01/12/2008

Degu en rafale

Quelques vins dégustés en rafale: accrochez vous, y en a pour tous les goûts:

Parce que moi le champagne j'aime bien ça, et qu'il faut jamais me demander trop longtemps pour en goûter, Veuve Cliquot Rich reserve 98.

IMG_3066Un champagne présentant un nez tres mur, de fruits jaunes comme une bonne pêche mûre et juteuse, beaucoup d'élegance et de maturité, une belle bouche ronde et ample, un peu moins longue que dans mes derniers souvenirs de dégustation. Il semblerait qu'il soit temps de devetir la Veuve, et de lui faire son sort, avant qu'elle ne soit tout à fait fanée.

 

 

 

 

IMG_3070Ensuite, parce que C'est le Week end, et qu'on parle presque jamais des vins autrichiens, voici Kibitz,le Wine weekends de chez Opitz, un pinot gris de la région de Neusidlersee.

Surprenant est assurement le qualificatifqui vient spontanément. On est bien loin des pinots gris d'expression alsacienne, ici on va vers du frais, du végétal. De la verveine. En plein, une explosion tant au nez qu'en bouche. Difficile de placer ce vin sur de la cuisine, mais à l'apéro, ça peut être un joyeux compagnon, avec juste un petit retour sucré. Tres sympa.

 

IMG_3069J'adore les blancs de Bourgogne.Je ne me fais donc pas prier pour en goûter. Ici, un mercurey 1er cru, En sazenay 2005 de Tupinier Batista.

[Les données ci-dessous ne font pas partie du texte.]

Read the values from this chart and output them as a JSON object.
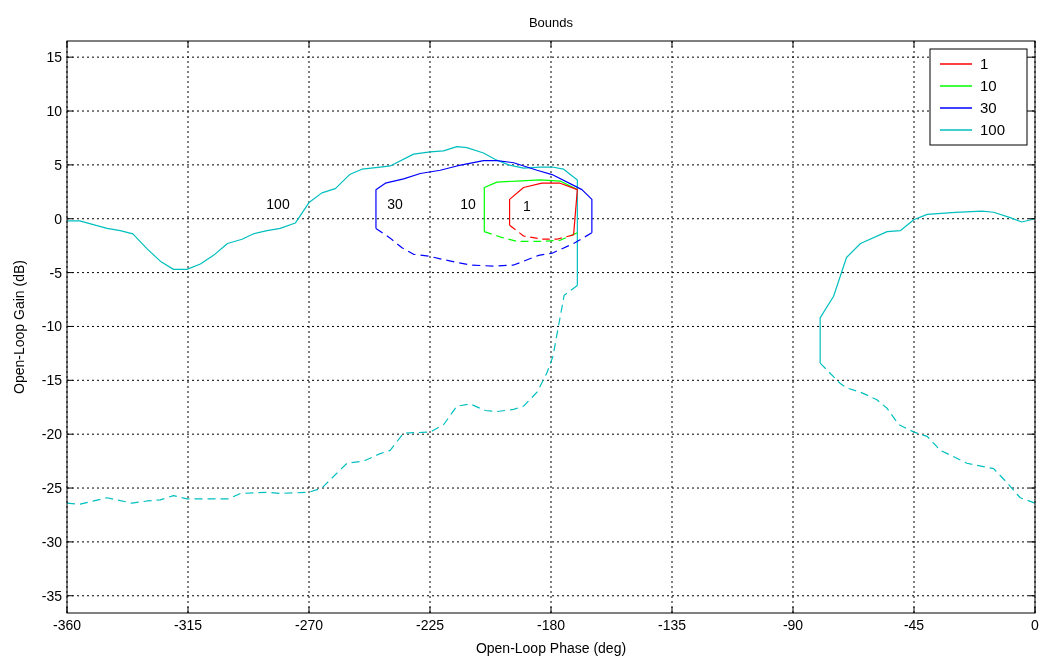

Dégusté à quatre, tout le monde l'a aimé. Je l'ai trouvé un poil trop vin de pute, mais chacun ses goûts, hein? Trop dans les clichés bourguignons, brioche, beurre frais, etc, et manquant d'un peu de finesse. Néanmoins, ça se laisse boire. Bref, pas un vin de grandes émotions, mais un vin techniquement irréprochable et consensuel.

 

 

IMG_3068Partons en Suisse, gorgeons nous de sucre avec cette amigne de Vetroz, cuvée Mitis de chez Germanier en 2001, composée exclusivement de vendanges flétries sur souche.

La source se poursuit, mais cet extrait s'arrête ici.